Permasalahannya adalah bahwa untuk negara-negara yang belum mengakui alur laut yang telah disediakan oleh suatu negara kepulauan (ALKI untuk Indonesia), maka negara yang bersangkutan berdasarkan pasal 53 (12) UNCLOS 1982, dapat menggunakan alur laut dan rute penerbangan yang biasanya digunakan untuk navigasi internasional, yang sifatnya sama dengan alur bebas. Kesamaan tersebut di antaranya adalah status operasi “normal mode” bagi kapal perang atau armada, dengan ketentuan boleh menerbangkan pesawat tempurnya. Ini adalah permasalahan yang sangat prinsip, karena dapat menimbulkan kesalahpahaman dengan risiko yang dapat mengarah ke terjadinya konflik bersenjata. Kasus penerbangan pesawat F-18 Hornet US Navy di atas Pulau Bawean pada tanggal 3 Juli 2003 adalah contoh kongkrit.
Bagi AS, pelayaran armada US Navy di Laut Jawa dengan menerbangkan pesawat-pesawat F-18-nya adalah sah, yaitu menggunakan rute yang biasanya digunakan untuk pelayaran internasional (“route normally used for international navigation”), yang sebenarnya tidak tercantum dalam peta jalur pelayaran international, namun karena merupakan kebiasaan, pelayaran tersebut dipandang dari hukum internasional adalah legal.

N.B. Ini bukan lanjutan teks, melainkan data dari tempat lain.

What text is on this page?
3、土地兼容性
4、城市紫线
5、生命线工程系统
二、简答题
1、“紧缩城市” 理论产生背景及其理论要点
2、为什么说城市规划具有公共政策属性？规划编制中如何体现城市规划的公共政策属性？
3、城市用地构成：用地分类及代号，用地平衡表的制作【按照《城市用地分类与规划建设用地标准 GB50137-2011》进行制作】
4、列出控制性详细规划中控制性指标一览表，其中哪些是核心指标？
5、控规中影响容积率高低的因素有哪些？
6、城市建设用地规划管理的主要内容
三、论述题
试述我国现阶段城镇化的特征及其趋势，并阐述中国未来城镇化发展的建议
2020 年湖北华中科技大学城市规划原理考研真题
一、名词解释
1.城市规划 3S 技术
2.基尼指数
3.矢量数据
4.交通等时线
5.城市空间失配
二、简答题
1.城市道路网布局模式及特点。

Sedangkan bagi Indonesia, karena merasa sudah menyediakan fasilitas alur laut, maka pelayaran tersebut sifatnya adalah lintas damai atau “innocent passage”. Artinya, pesawat yang merupakan bagian dari kapal perang atau armada, tidak boleh terbang.
Kasus tersebut, baik pelayaran maupun penerbangan dan manuver-manuver pesawatnya, adalah illegal dengan kategori pelanggaran wilayah. Bentuk pelanggaran lain adalah juga karena manuver-manuver pesawat tersebut dilakukan berdekatan dengan air ways, yang merupakan pelanggaran terhadap ketentuan yang diatur oleh Konvensi Chicago 1944 sebagaimana diatur dalam CASR.
Hitungan Menit
Permasalahan seperti kasus Bawean ini cenderung merupakan konfensi konflik yang berbahaya selama tersedianya alur barat-timur yang ditentukan AS, Inggris dan Australia belum terpenuhi. Hal ini juga perlu diperhatikan dengan berkembangnya wacana pada masyarakat internasional tentang interpretasi pengertian “penyediaan alur laut”, oleh negara kepulauan tersebut adalah alur dengan arah mata angin yang lengkap atau juga dengan pendekatan “suitable for navigation”. Kebetulan yang disediakan oleh Indonesia barulah ALKI utara-selatan, sedangkan ALKI barat-timur belum ada.
Permasalahan penting yang dapat di ambil dalam kasus Bawean adalah masalah aturan pelibatan atau RoE (Rule of Engagement). Dalam hal ini perlu dipahami bahwa kasus-kasus seperti ini berlangsung dalam waktu yang sangat singkat, hanya dalam hitungan menit. Artinya bahwa mekanisme komandonya pun butuh kecepatan. Sesuai Undang-Undang No.3 Tentang Pertahanan Negara di mana kewenangan penggunaan kekuatan TNI adalah Presiden, maka jalur komunikasi yang harus ditempuh adalah laporan dari Kosek (Komando Sektor Udara) ke Kohanudnas (Komando Pertahanan Udara Nasional) kemudian ke Panglima TNI dan selanjutnya baru Presiden; kemudian turun dalam bentuk perintah atau komando melalui jalur yang sama dengan arah berbalik.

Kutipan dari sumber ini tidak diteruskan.